In the last ten years mesoporous silica based drug delivery systems have been investigated to enhance solubility and thus, improve bioavailability, offering the ability to maintain therapeutic levels of a drug over a specified period of time through the controlled design of ordered pore networks, high pore volumes, high surface areas and functionalised surfaces. Furthermore, silica based formulations offer a biocompatible and stable product that has become regarded a suitable method for the sustained release of drugs to specific organs within the body.

Our research group investigated the application of a unique formulation method with a model drug (Fenofibrate)known to exhibit poor water solubility to create a novel and superior formulated product. Previous research had confirmed the suitability of formulating this particularly problematic drug with a limited range of ordered mesoporous silicas although our studies used different silicas supplied by Glantreo and different drug loading methods. As presented in our research paper, we found a significant enhancement in the release profile of the model drug for all formulations prepared using microwave heating and the silica based formulations.

We concluded that this finding could be applied to a far wider range of compounds that exhibit poor aqueous solubility, and therefore limited drug release, thus helping improve bioavailability through the use of bespoke mesoporous silicas.

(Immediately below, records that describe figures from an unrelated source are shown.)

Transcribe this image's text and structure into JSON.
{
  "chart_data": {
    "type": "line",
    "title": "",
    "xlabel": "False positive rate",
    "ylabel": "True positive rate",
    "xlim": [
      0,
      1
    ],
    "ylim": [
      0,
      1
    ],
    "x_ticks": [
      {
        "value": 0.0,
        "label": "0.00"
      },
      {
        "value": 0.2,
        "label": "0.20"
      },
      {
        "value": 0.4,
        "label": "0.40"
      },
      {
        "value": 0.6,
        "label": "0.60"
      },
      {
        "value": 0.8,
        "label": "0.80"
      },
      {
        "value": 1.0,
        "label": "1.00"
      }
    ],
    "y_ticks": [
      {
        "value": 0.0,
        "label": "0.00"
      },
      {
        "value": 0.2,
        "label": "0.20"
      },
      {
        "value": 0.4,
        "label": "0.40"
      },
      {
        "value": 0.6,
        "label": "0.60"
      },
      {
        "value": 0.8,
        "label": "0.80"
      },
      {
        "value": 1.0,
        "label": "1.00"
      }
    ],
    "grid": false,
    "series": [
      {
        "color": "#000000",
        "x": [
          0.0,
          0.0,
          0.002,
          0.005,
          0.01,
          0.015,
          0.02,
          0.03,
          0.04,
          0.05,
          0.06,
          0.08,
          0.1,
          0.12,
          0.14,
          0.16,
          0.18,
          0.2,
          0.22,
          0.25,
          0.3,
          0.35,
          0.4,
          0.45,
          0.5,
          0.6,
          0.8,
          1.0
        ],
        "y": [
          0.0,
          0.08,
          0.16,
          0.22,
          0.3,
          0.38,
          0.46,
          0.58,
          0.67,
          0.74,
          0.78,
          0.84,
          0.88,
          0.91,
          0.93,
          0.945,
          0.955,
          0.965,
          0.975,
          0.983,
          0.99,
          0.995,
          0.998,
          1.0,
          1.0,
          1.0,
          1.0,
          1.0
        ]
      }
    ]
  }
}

Since this study we have continued to develop formulations with silica products from Glantreo and have determined that drug release can be carefully tailored, based on the choice of silica and desired release profile. Furthermore, the potential applications of using silica based formulations are vast, for example with data to show relevance for veterinary pharmaceutical products, as well as human medicine.

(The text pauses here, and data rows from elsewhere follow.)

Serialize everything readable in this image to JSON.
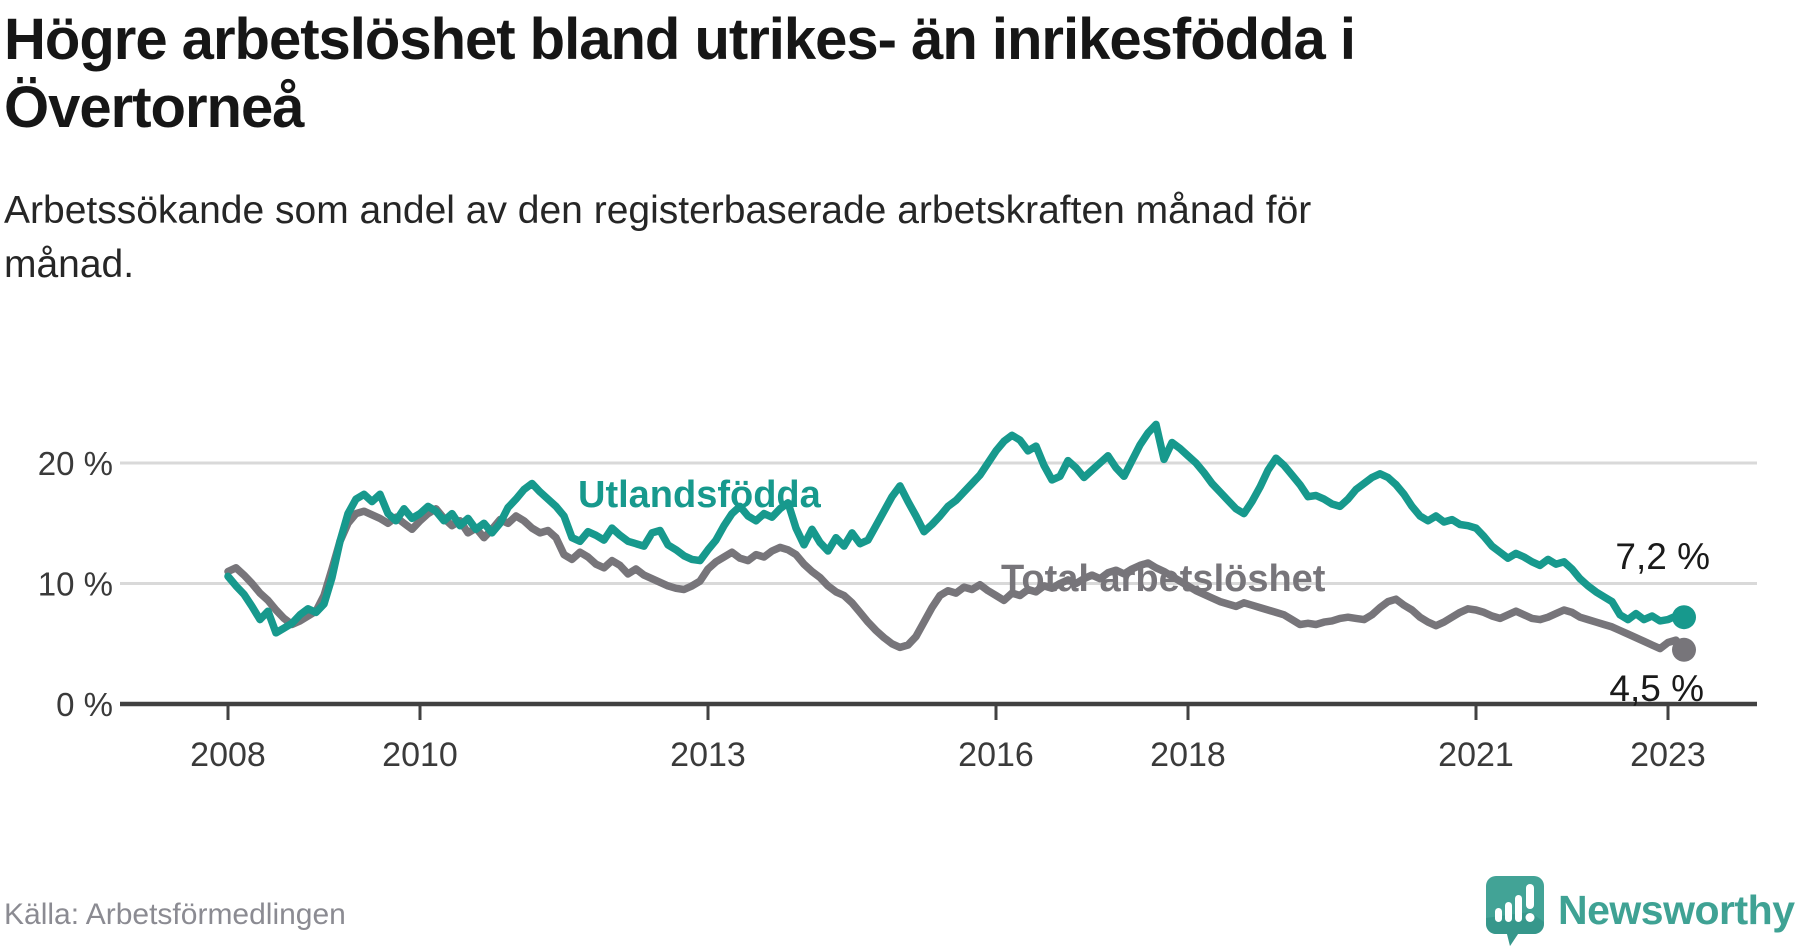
{
  "page": {
    "title_lines": [
      "Högre arbetslöshet bland utrikes- än inrikesfödda i",
      "Övertorneå"
    ],
    "subtitle_lines": [
      "Arbetssökande som andel av den registerbaserade arbetskraften månad för",
      "månad."
    ],
    "source": "Källa: Arbetsförmedlingen"
  },
  "logo": {
    "text": "Newsworthy",
    "brand_color": "#3fa294",
    "icon_color": "#42a396",
    "icon_shadow_color": "#2e8e84",
    "icon_name": "newsworthy-speech-bubble-bar-chart-icon"
  },
  "chart_data": {
    "type": "line",
    "title": "Högre arbetslöshet bland utrikes- än inrikesfödda i Övertorneå",
    "subtitle": "Arbetssökande som andel av den registerbaserade arbetskraften månad för månad.",
    "x_axis": {
      "unit": "month",
      "start_year": 2008,
      "end_month": "2023-03",
      "tick_years": [
        2008,
        2010,
        2013,
        2016,
        2018,
        2021,
        2023
      ]
    },
    "y_axis": {
      "ticks": [
        {
          "value": 0,
          "label": "0 %"
        },
        {
          "value": 10,
          "label": "10 %"
        },
        {
          "value": 20,
          "label": "20 %"
        }
      ],
      "range": [
        0,
        27
      ],
      "grid": true,
      "grid_color": "#d9d9d9",
      "axis_color": "#414141",
      "tick_label_color": "#3a3a3a"
    },
    "legend_position": "inline-labels",
    "series": [
      {
        "name": "Utlandsfödda",
        "color": "#17998d",
        "end_label": "7,2 %",
        "end_value": 7.2,
        "values": [
          10.6,
          9.8,
          9.1,
          8.1,
          7.0,
          7.7,
          5.9,
          6.3,
          6.7,
          7.4,
          7.9,
          7.6,
          8.3,
          10.5,
          13.5,
          15.8,
          17.0,
          17.4,
          16.8,
          17.4,
          15.8,
          15.2,
          16.2,
          15.4,
          15.8,
          16.4,
          16.0,
          15.2,
          15.8,
          14.8,
          15.4,
          14.5,
          15.0,
          14.2,
          15.0,
          16.3,
          17.0,
          17.8,
          18.3,
          17.6,
          17.0,
          16.4,
          15.6,
          13.8,
          13.5,
          14.3,
          14.0,
          13.6,
          14.6,
          14.0,
          13.5,
          13.3,
          13.1,
          14.2,
          14.4,
          13.2,
          12.8,
          12.3,
          12.0,
          11.9,
          12.8,
          13.6,
          14.8,
          15.8,
          16.4,
          15.6,
          15.2,
          15.8,
          15.5,
          16.2,
          16.7,
          14.6,
          13.2,
          14.5,
          13.4,
          12.7,
          13.8,
          13.1,
          14.2,
          13.3,
          13.6,
          14.8,
          16.0,
          17.2,
          18.1,
          16.8,
          15.6,
          14.3,
          14.9,
          15.6,
          16.4,
          16.9,
          17.6,
          18.3,
          19.0,
          20.0,
          21.0,
          21.8,
          22.3,
          21.9,
          21.0,
          21.4,
          19.8,
          18.6,
          18.9,
          20.2,
          19.6,
          18.8,
          19.4,
          20.0,
          20.6,
          19.6,
          18.9,
          20.2,
          21.5,
          22.5,
          23.2,
          20.3,
          21.7,
          21.2,
          20.6,
          20.0,
          19.2,
          18.3,
          17.6,
          16.9,
          16.2,
          15.8,
          16.8,
          18.0,
          19.4,
          20.4,
          19.8,
          19.0,
          18.2,
          17.2,
          17.3,
          17.0,
          16.6,
          16.4,
          17.0,
          17.8,
          18.3,
          18.8,
          19.1,
          18.8,
          18.2,
          17.4,
          16.4,
          15.6,
          15.2,
          15.6,
          15.1,
          15.3,
          14.9,
          14.8,
          14.6,
          13.9,
          13.1,
          12.6,
          12.1,
          12.5,
          12.2,
          11.8,
          11.5,
          12.0,
          11.6,
          11.8,
          11.2,
          10.4,
          9.8,
          9.3,
          8.9,
          8.5,
          7.4,
          7.0,
          7.5,
          7.0,
          7.3,
          6.9,
          7.0,
          7.3,
          7.2
        ]
      },
      {
        "name": "Total arbetslöshet",
        "color": "#77757a",
        "end_label": "4,5 %",
        "end_value": 4.5,
        "values": [
          11.0,
          11.3,
          10.7,
          10.0,
          9.2,
          8.6,
          7.8,
          7.1,
          6.6,
          6.9,
          7.3,
          7.7,
          9.0,
          11.2,
          13.5,
          15.0,
          15.8,
          16.0,
          15.7,
          15.4,
          15.0,
          15.5,
          15.0,
          14.5,
          15.2,
          15.8,
          16.2,
          15.4,
          14.8,
          15.2,
          14.2,
          14.6,
          13.8,
          14.5,
          15.3,
          15.0,
          15.6,
          15.2,
          14.6,
          14.2,
          14.4,
          13.8,
          12.4,
          12.0,
          12.6,
          12.2,
          11.6,
          11.3,
          11.9,
          11.5,
          10.8,
          11.2,
          10.7,
          10.4,
          10.1,
          9.8,
          9.6,
          9.5,
          9.8,
          10.2,
          11.2,
          11.8,
          12.2,
          12.6,
          12.1,
          11.9,
          12.4,
          12.2,
          12.7,
          13.0,
          12.8,
          12.4,
          11.6,
          11.0,
          10.5,
          9.8,
          9.3,
          9.0,
          8.4,
          7.6,
          6.8,
          6.1,
          5.5,
          5.0,
          4.7,
          4.9,
          5.6,
          6.8,
          8.0,
          9.0,
          9.4,
          9.2,
          9.7,
          9.5,
          9.9,
          9.4,
          9.0,
          8.6,
          9.2,
          9.0,
          9.5,
          9.3,
          9.8,
          9.6,
          10.0,
          10.3,
          10.0,
          10.4,
          10.7,
          10.4,
          10.9,
          11.1,
          10.8,
          11.2,
          11.5,
          11.7,
          11.3,
          11.0,
          10.6,
          10.2,
          9.8,
          9.4,
          9.1,
          8.8,
          8.5,
          8.3,
          8.1,
          8.4,
          8.2,
          8.0,
          7.8,
          7.6,
          7.4,
          7.0,
          6.6,
          6.7,
          6.6,
          6.8,
          6.9,
          7.1,
          7.2,
          7.1,
          7.0,
          7.4,
          8.0,
          8.5,
          8.7,
          8.2,
          7.8,
          7.2,
          6.8,
          6.5,
          6.8,
          7.2,
          7.6,
          7.9,
          7.8,
          7.6,
          7.3,
          7.1,
          7.4,
          7.7,
          7.4,
          7.1,
          7.0,
          7.2,
          7.5,
          7.8,
          7.6,
          7.2,
          7.0,
          6.8,
          6.6,
          6.4,
          6.1,
          5.8,
          5.5,
          5.2,
          4.9,
          4.6,
          5.1,
          5.3,
          4.5
        ]
      }
    ]
  }
}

What problem did the Glantreo product solve?

Significantly enhanced the release profile for a model pharmaceutical compound with poor aqueous solubility. This could help improve the bioavailability of a compound in vivo.

What was the outcome, did we solve the problem?

Yes. Allowing tailored drug release profiles based on silica choice.

What is the next step?

Determine the suitability of the published formulation (materials & methods) for a wider range of compounds.

Are there other issues Glantreo could help with?

Continue to provide novel silica based products to further optimise formulations?